Acabo de asistir al estreno, en el Matadero de Madrid, de una versión de “Roberto
Zucco “, obra póstuma del dramaturgo francés Bernard-Marie Koltès, autor maldito donde
los haya, muerto de sida en 1989, a los 42
años de edad. Autor de culto en el mundo teatral, surrealista y al mismo
tiempo renovador de cierta estructura
clásica de la obra teatral (las tres unidades), no es ciertamente una crítica
experta lo que me corresponde, profano
como soy en lo que se refiere al teatro, que además, como todas las
artes, es cada vez más iniciático. Pero a lo que no me resisto es a hicarle el
diente profesionalmente, dado que el personaje y la historia tienen un
indudable bocado psicológico. Ustedes
juzgarán.
Sería
tentador situarlo en la galería de ilustres "asesinos simpáticos", en compañía
de personajes tan memorables como Annibal Lecter o Vito Corleone, que tienen en
común unas víctimas odiosas y/o estúpidas con las que se ganan la complicidad
de los espectadores en un juego de proyecciones al mejor estilo Freudiano (“buenos
son los que se conforman con soñar lo que los malos efectivamente hacen”). Pero
no; lo de Koltés no es tan tosco, y ciertamente no está por la rentabilidad de
masturbar las bajas pasiones del gran público. ¿Porqué no mata al hermano
macarra, como esperamos desde el comienzo de la obra, y en cambio sí al niño
del parque, hijo de uno de los pocos personajes que llegan a “conectar” con el
desdichado y archisolitario Zucco?.
La
señora del parque. Uno de los poderosos personajes femeninos que jalonan una
obra en la que el protagonista empieza por despacharse a su propia madre. En ese
primer crimen uno piensa que va a ir en la línea del mencionado asesino justiciero, o
terapético, cuando nos entran ganas de gritarle a la madre.”¡pero tía, déjale
entrar y que se lleve lo que quiere¡”. No; como digo la cosa no va por ahí, y
en el sentido de violencia
cinematográfica que uno se teme cuando entra en el teatro avisado sobre la
dureza de la obra, mas bien decepciona un poco. La naturaleza de la violencia
de esta obra, la conmoción que provoca, es más sutil y puede tardar incluso
días en hacerse patente.
La
madre. Empieza por cargarse a su propia madre. Creo que es una de la claves. Y luego la señora del parque,
que parece despreciar al mundo entero casi más que el propio Zucco, incluído a
su propio hijo, que corretea por ahí en chándal; “es un gilipollas” dice de él su propia madre.

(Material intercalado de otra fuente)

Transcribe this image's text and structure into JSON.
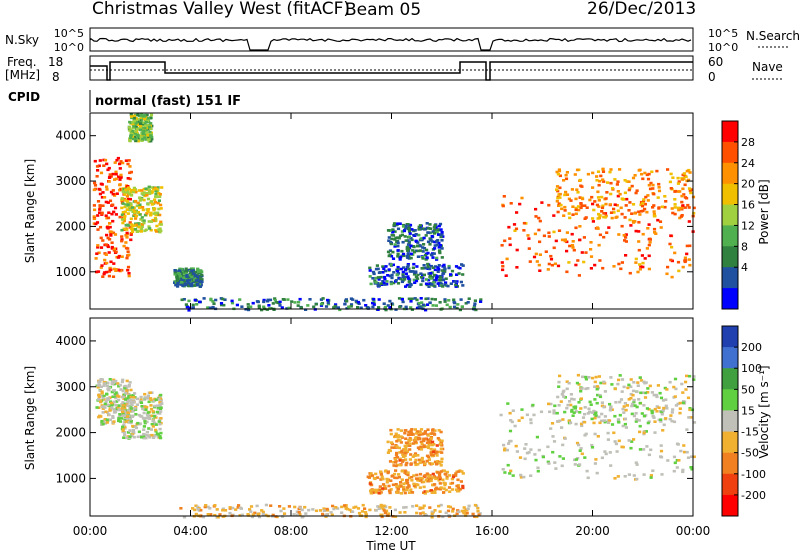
{
  "header": {
    "radar": "Christmas Valley West (fitACF)",
    "beam": "Beam 05",
    "date": "26/Dec/2013"
  },
  "top_panels": {
    "nsky_label": "N.Sky",
    "nsky_ticks": [
      "10^5",
      "10^0"
    ],
    "nsearch_label": "N.Search",
    "nsearch_ticks": [
      "10^5",
      "10^0"
    ],
    "freq_label_1": "Freq.",
    "freq_label_2": "[MHz]",
    "freq_ticks": [
      "18",
      "8"
    ],
    "nave_label": "Nave",
    "nave_ticks": [
      "60",
      "0"
    ],
    "cpid_label": "CPID",
    "cpid_value": "normal (fast) 151 IF"
  },
  "x_axis": {
    "label": "Time UT",
    "ticks": [
      "00:00",
      "04:00",
      "08:00",
      "12:00",
      "16:00",
      "20:00",
      "00:00"
    ]
  },
  "chart_data": [
    {
      "type": "heatmap",
      "name": "power",
      "ylabel": "Slant Range [km]",
      "yticks": [
        "4000",
        "3000",
        "2000",
        "1000"
      ],
      "ylim": [
        180,
        4500
      ],
      "xlim": [
        0,
        24
      ],
      "colorbar_label": "Power [dB]",
      "colorbar_ticks": [
        "28",
        "24",
        "20",
        "16",
        "12",
        "8",
        "4"
      ],
      "colorbar_colors": [
        "#ff0000",
        "#ff5000",
        "#ff9000",
        "#f0c000",
        "#a0d040",
        "#50b050",
        "#308040",
        "#2050a0",
        "#0000ff"
      ],
      "regions": [
        {
          "t": [
            0.1,
            1.6
          ],
          "r": [
            900,
            3600
          ],
          "level": 0.9
        },
        {
          "t": [
            1.2,
            2.8
          ],
          "r": [
            1900,
            2900
          ],
          "level": 0.55
        },
        {
          "t": [
            1.5,
            2.4
          ],
          "r": [
            3900,
            4500
          ],
          "level": 0.45
        },
        {
          "t": [
            3.3,
            4.4
          ],
          "r": [
            700,
            1100
          ],
          "level": 0.25
        },
        {
          "t": [
            3.5,
            15.5
          ],
          "r": [
            180,
            450
          ],
          "level": 0.2
        },
        {
          "t": [
            11.0,
            14.8
          ],
          "r": [
            700,
            1200
          ],
          "level": 0.15
        },
        {
          "t": [
            11.8,
            14.0
          ],
          "r": [
            1300,
            2100
          ],
          "level": 0.15
        },
        {
          "t": [
            16.3,
            24.0
          ],
          "r": [
            900,
            2700
          ],
          "level": 0.85
        },
        {
          "t": [
            18.5,
            24.0
          ],
          "r": [
            2200,
            3300
          ],
          "level": 0.75
        }
      ]
    },
    {
      "type": "heatmap",
      "name": "velocity",
      "ylabel": "Slant Range [km]",
      "yticks": [
        "4000",
        "3000",
        "2000",
        "1000"
      ],
      "ylim": [
        180,
        4500
      ],
      "xlim": [
        0,
        24
      ],
      "colorbar_label": "Velocity [m s⁻¹]",
      "colorbar_ticks": [
        "200",
        "100",
        "50",
        "15",
        "-15",
        "-50",
        "-100",
        "-200"
      ],
      "colorbar_colors": [
        "#2040b0",
        "#4070d0",
        "#40a040",
        "#60d040",
        "#c0c0b8",
        "#f0b030",
        "#f08020",
        "#f04010",
        "#ff0000"
      ],
      "regions": [
        {
          "t": [
            0.2,
            1.6
          ],
          "r": [
            2200,
            3200
          ],
          "level": 0.5
        },
        {
          "t": [
            1.2,
            2.8
          ],
          "r": [
            1900,
            2900
          ],
          "level": 0.5
        },
        {
          "t": [
            3.5,
            15.5
          ],
          "r": [
            180,
            450
          ],
          "level": 0.6
        },
        {
          "t": [
            11.0,
            14.8
          ],
          "r": [
            700,
            1200
          ],
          "level": 0.7
        },
        {
          "t": [
            11.8,
            14.0
          ],
          "r": [
            1300,
            2100
          ],
          "level": 0.7
        },
        {
          "t": [
            16.3,
            24.0
          ],
          "r": [
            1000,
            2700
          ],
          "level": 0.5
        },
        {
          "t": [
            18.5,
            24.0
          ],
          "r": [
            2200,
            3300
          ],
          "level": 0.5
        }
      ]
    }
  ]
}
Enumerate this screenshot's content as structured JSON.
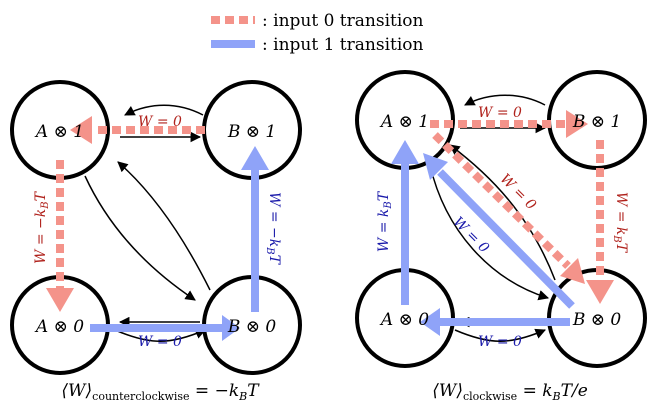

Solo varios compases después de que él se lo cargue casi gratuitamente, ella se
lo recrimina violentamente “¡¡era un gilipollas, pero era mi hijo!! ¡¡ MI hijo!!…¡¡
algo totalmente MÏO ¡!… “
¿Hace falta más? En la primera entrada de este blog comentaba
el pelotazo psicoanalítico de Malic en su película “el árbol de la vida”, en la que adornaba
con conmociones galácticas el formidable
conflicto emocional que debió tener con su padre (el “toque National
Geografic”, como lo llamó mi colega Mª Jesús).
No te digo nada cuando el conflicto no es con el padre, sino con la
madre, mucho más raro, y mucho más devastador. El conflicto con el padre nos
lleva a un conflicto con la autoridad y con las normas sociales que puede hacer de nosotros "un rebelde" más o menos inadaptado. El conflicto con la madre nos lleva a
un conflicto con la propia vida, a un cuestionamiento radical de la propia identidad que puede devenir en patologías graves, incluída la psicosis.
Una obra
nada convencional, profundamente perturbadora, y representada con gran eficacia
por un grupo de excelentes actores
venidos de Barcelona (¡hablando de identidades…!). De entre ellos sin duda hay que destacar el formidable trabajo como protagonista de Pablo Derqui, actor de raza con recursos, capaz de pasar del cándido arrobamiento en una escena de amores adolescentes, a la inquietante mirada de un asesino psicópata que mata por puro impulso, pasando por la rabia infinita del hijo despechado, o por la ternura desconcertada del que presencia el sufrimiento que crece constantemente en los márgenes de la pista de baile social... Para no perdérselo.